I've just been there, dealing with many other nations in the Role 3 hospital. It's Canadian-led, but we have the Dutch and the Danes and the Americans. I can tell you that every single country has a different approach. The approaches range from four-month tours with no break to fifteen-month tours with a three-week break in the middle. Ours is six months with a three-week break. We do have some people on nine-month tours, but the norm is a six-month tour.

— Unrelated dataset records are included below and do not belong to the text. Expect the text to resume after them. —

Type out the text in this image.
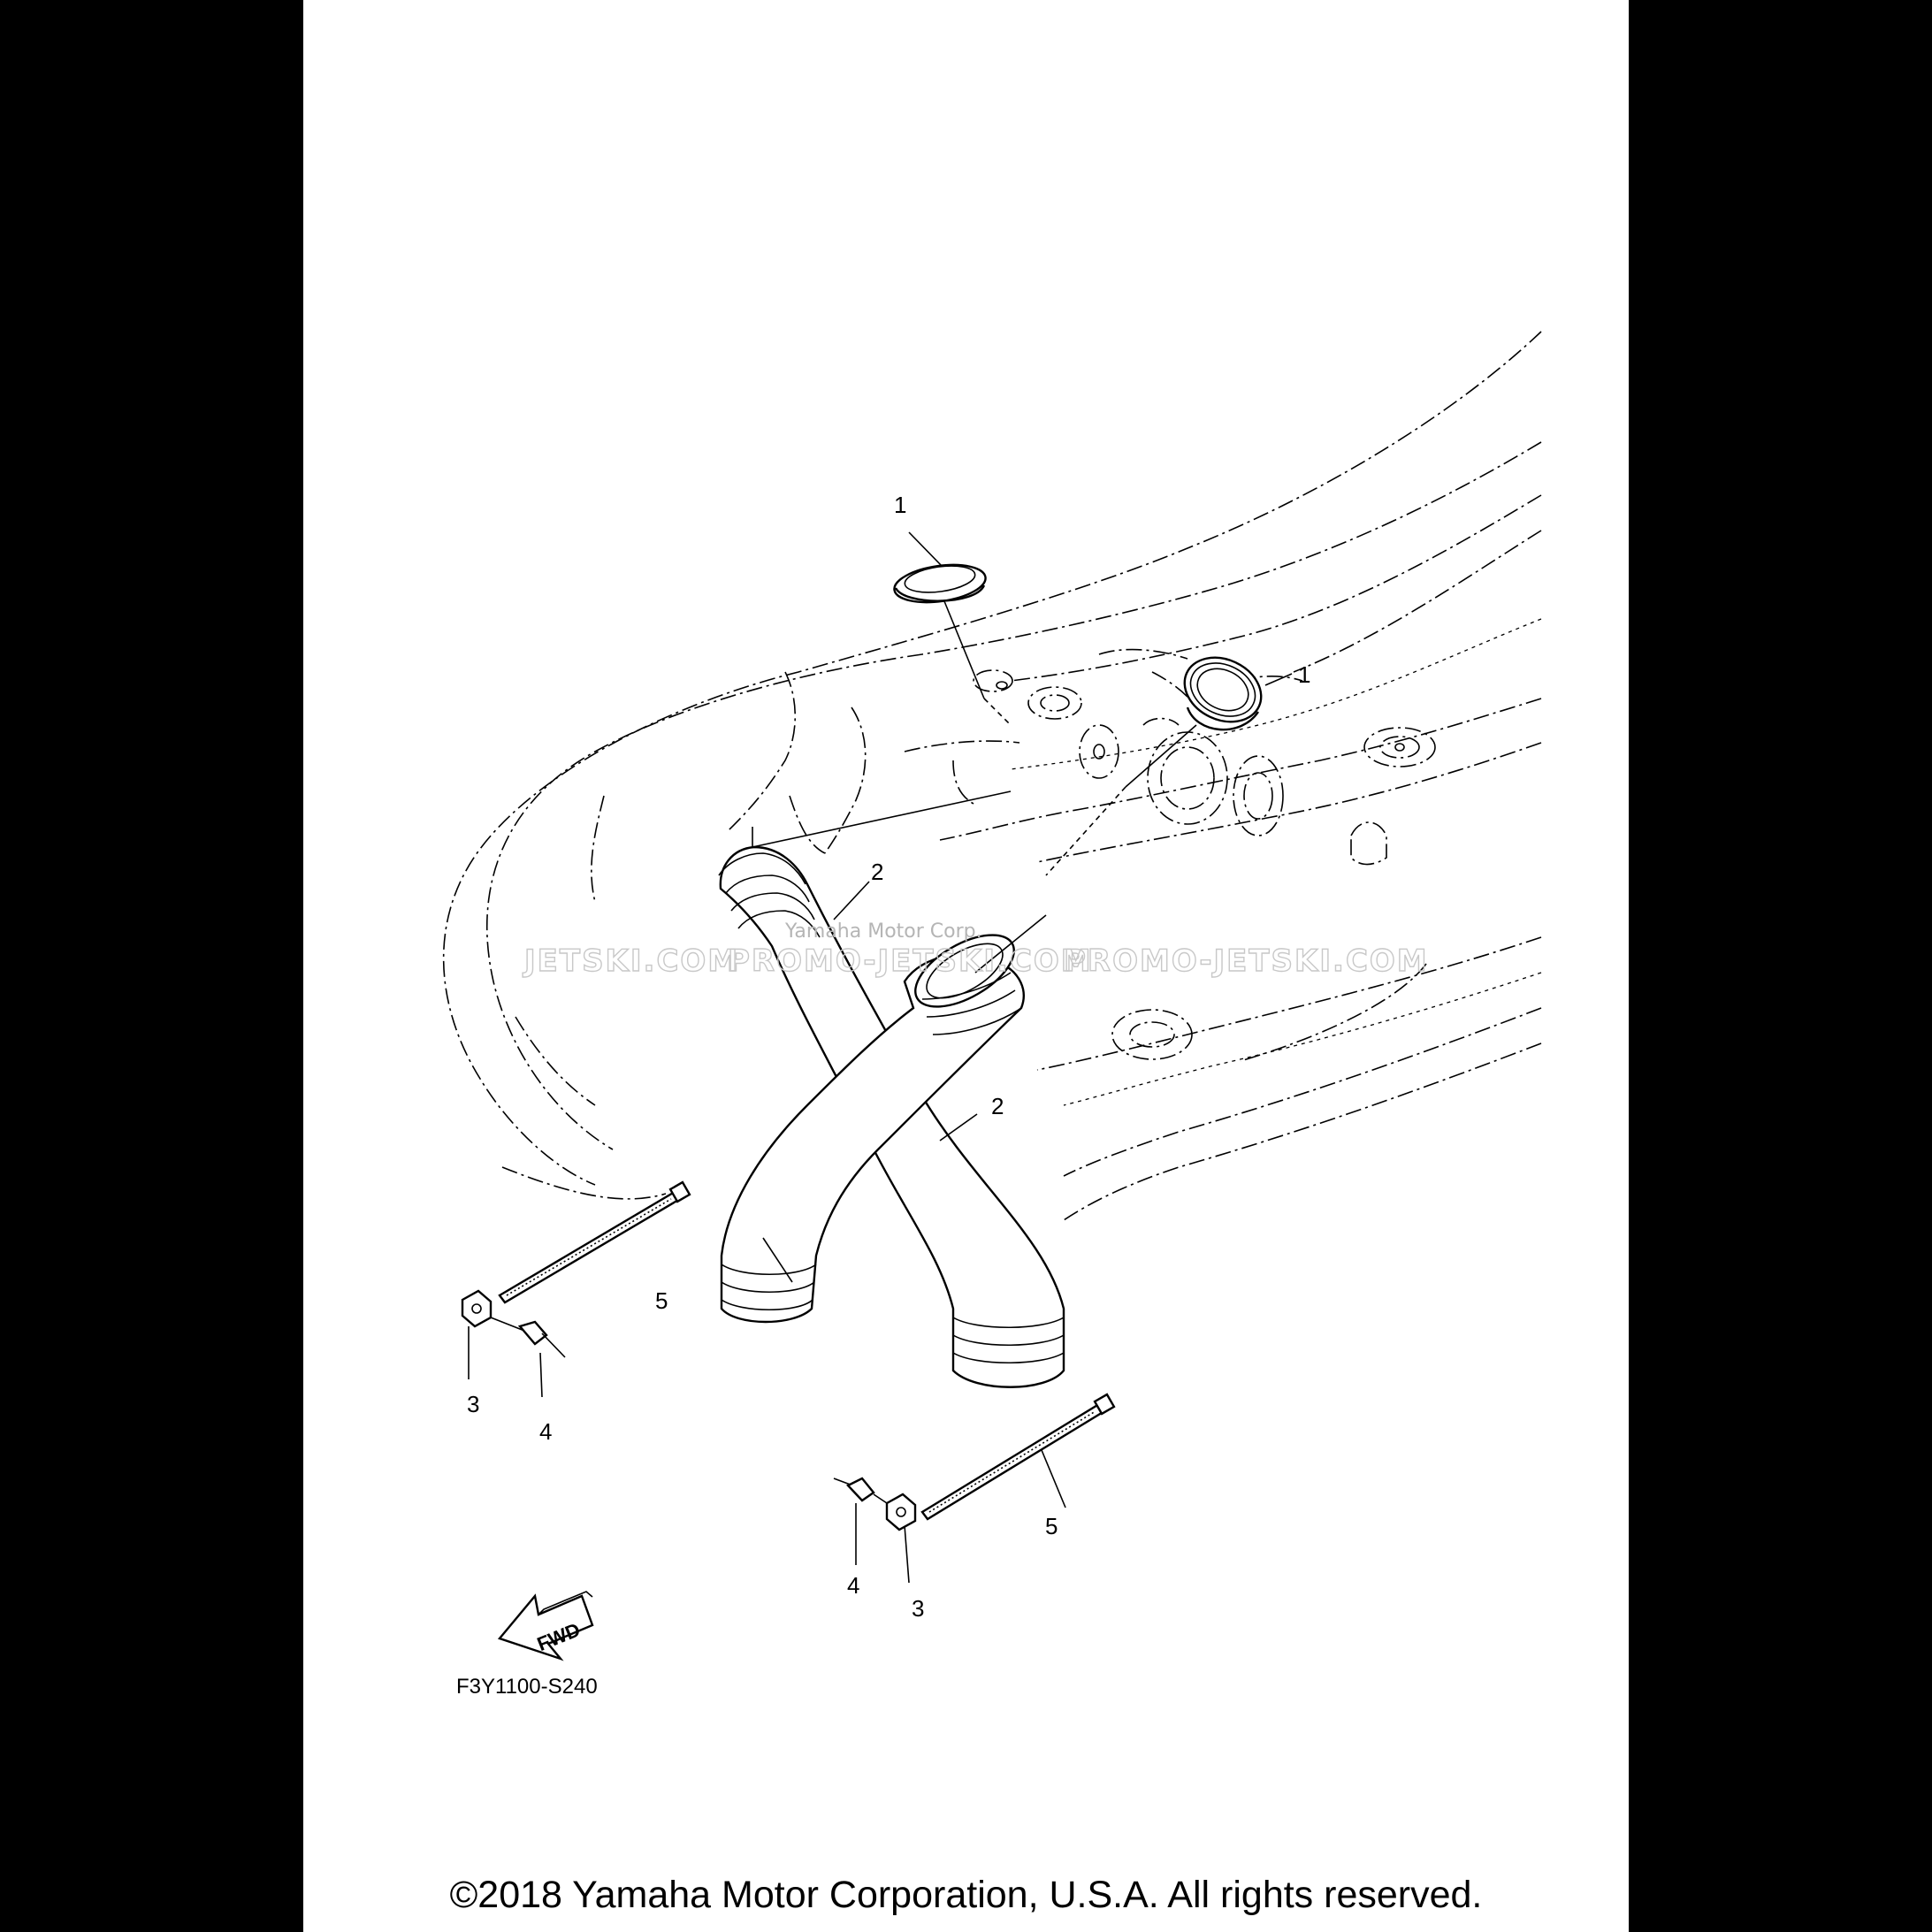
1
1
2
2
3
3
4
4
5
5
JETSKI.COM
PROMO-JETSKI.COM
PROMO-JETSKI.COM
Yamaha Motor Corp.
FWD
F3Y1100-S240
©2018 Yamaha Motor Corporation, U.S.A. All rights reserved.
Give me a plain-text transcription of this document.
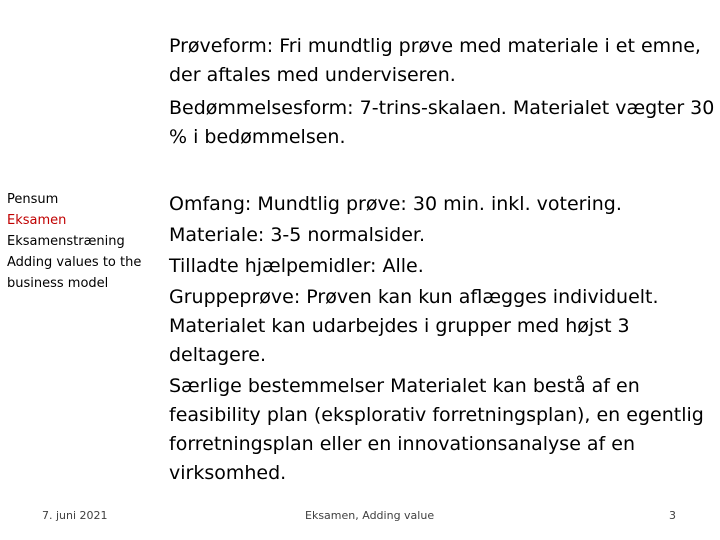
Prøveform: Fri mundtlig prøve med materiale i et emne, der aftales med underviseren.

Bedømmelsesform: 7-trins-skalaen. Materialet vægter 30 % i bedømmelsen.

Pensum
Eksamen
Eksamenstræning
Adding values to the business model

Omfang: Mundtlig prøve: 30 min. inkl. votering.

Materiale: 3-5 normalsider.

Tilladte hjælpemidler: Alle.

Gruppeprøve: Prøven kan kun aflægges individuelt. Materialet kan udarbejdes i grupper med højst 3 deltagere.

Særlige bestemmelser Materialet kan bestå af en feasibility plan (eksplorativ forretningsplan), en egentlig forretningsplan eller en innovationsanalyse af en virksomhed.

7. juni 2021	Eksamen, Adding value	3
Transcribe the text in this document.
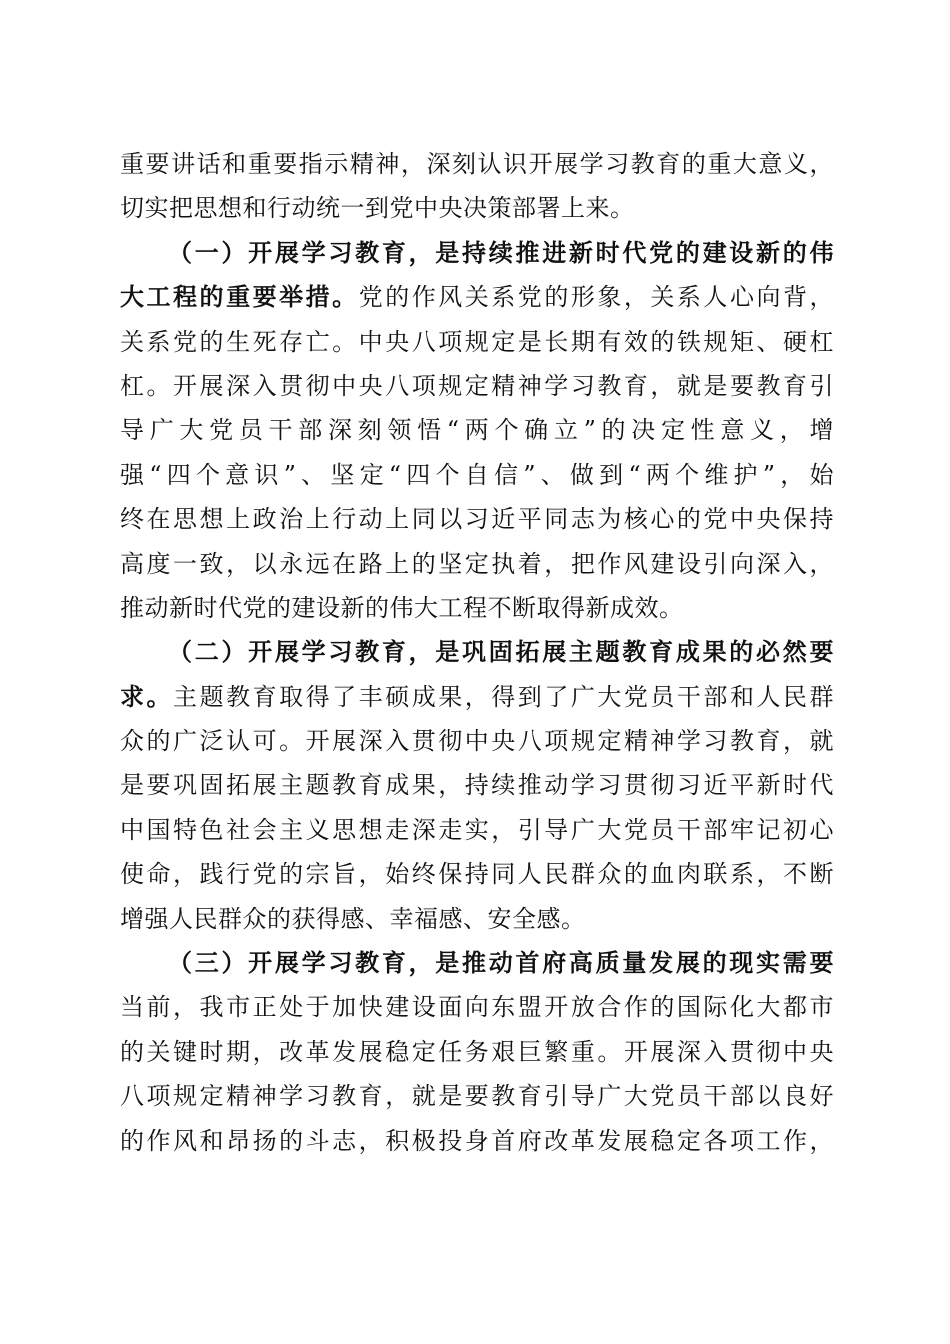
重要讲话和重要指示精神，深刻认识开展学习教育的重大意义，
切实把思想和行动统一到党中央决策部署上来。
（一）开展学习教育，是持续推进新时代党的建设新的伟
大工程的重要举措。党的作风关系党的形象，关系人心向背，
关系党的生死存亡。中央八项规定是长期有效的铁规矩、硬杠
杠。开展深入贯彻中央八项规定精神学习教育，就是要教育引
导广大党员干部深刻领悟“两个确立”的决定性意义，增
强“四个意识”、坚定“四个自信”、做到“两个维护”，始
终在思想上政治上行动上同以习近平同志为核心的党中央保持
高度一致，以永远在路上的坚定执着，把作风建设引向深入，
推动新时代党的建设新的伟大工程不断取得新成效。
（二）开展学习教育，是巩固拓展主题教育成果的必然要
求。主题教育取得了丰硕成果，得到了广大党员干部和人民群
众的广泛认可。开展深入贯彻中央八项规定精神学习教育，就
是要巩固拓展主题教育成果，持续推动学习贯彻习近平新时代
中国特色社会主义思想走深走实，引导广大党员干部牢记初心
使命，践行党的宗旨，始终保持同人民群众的血肉联系，不断
增强人民群众的获得感、幸福感、安全感。
（三）开展学习教育，是推动首府高质量发展的现实需要
当前，我市正处于加快建设面向东盟开放合作的国际化大都市
的关键时期，改革发展稳定任务艰巨繁重。开展深入贯彻中央
八项规定精神学习教育，就是要教育引导广大党员干部以良好
的作风和昂扬的斗志，积极投身首府改革发展稳定各项工作，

When I talked with my colleagues over there, I found that everybody had a different opinion on what would be an appropriate thing. Personally, I always advise my patients when they are going over that they do not come home for their three-week break, if at all possible; they should meet their family somewhere else. That's not always possible. Children are in school, or you can't afford to move everybody that far. You can reverse your funding and give it to your spouse instead, but if you have a spouse and four kids, that can become quite an expensive proposition.
Personally, I don't think they should come home. However, for a lot of people that's what works out best. And for a lot of people, that break is wonderful. It's a chance for them to meet their spouse in an exotic third location and have a break.
Again, the time zones become a problem. When you come home from Afghanistan, you have to adapt to a nine-and-a-half-hour change. You get almost three weeks as a break, but you spend the first week adapting. So I question the value of it.
One way or another, you do keep connected. I went to Disney World for a week with my family. I spent my time trying to avoid young men with missing limbs in wheelchairs, which was exactly what I'd been dealing with for the previous three months in Afghanistan. It was not a shock for me, so I was okay with it, but for some people that would be a bit of a problem, I would think.
So yes, it's something the forces needs to examine.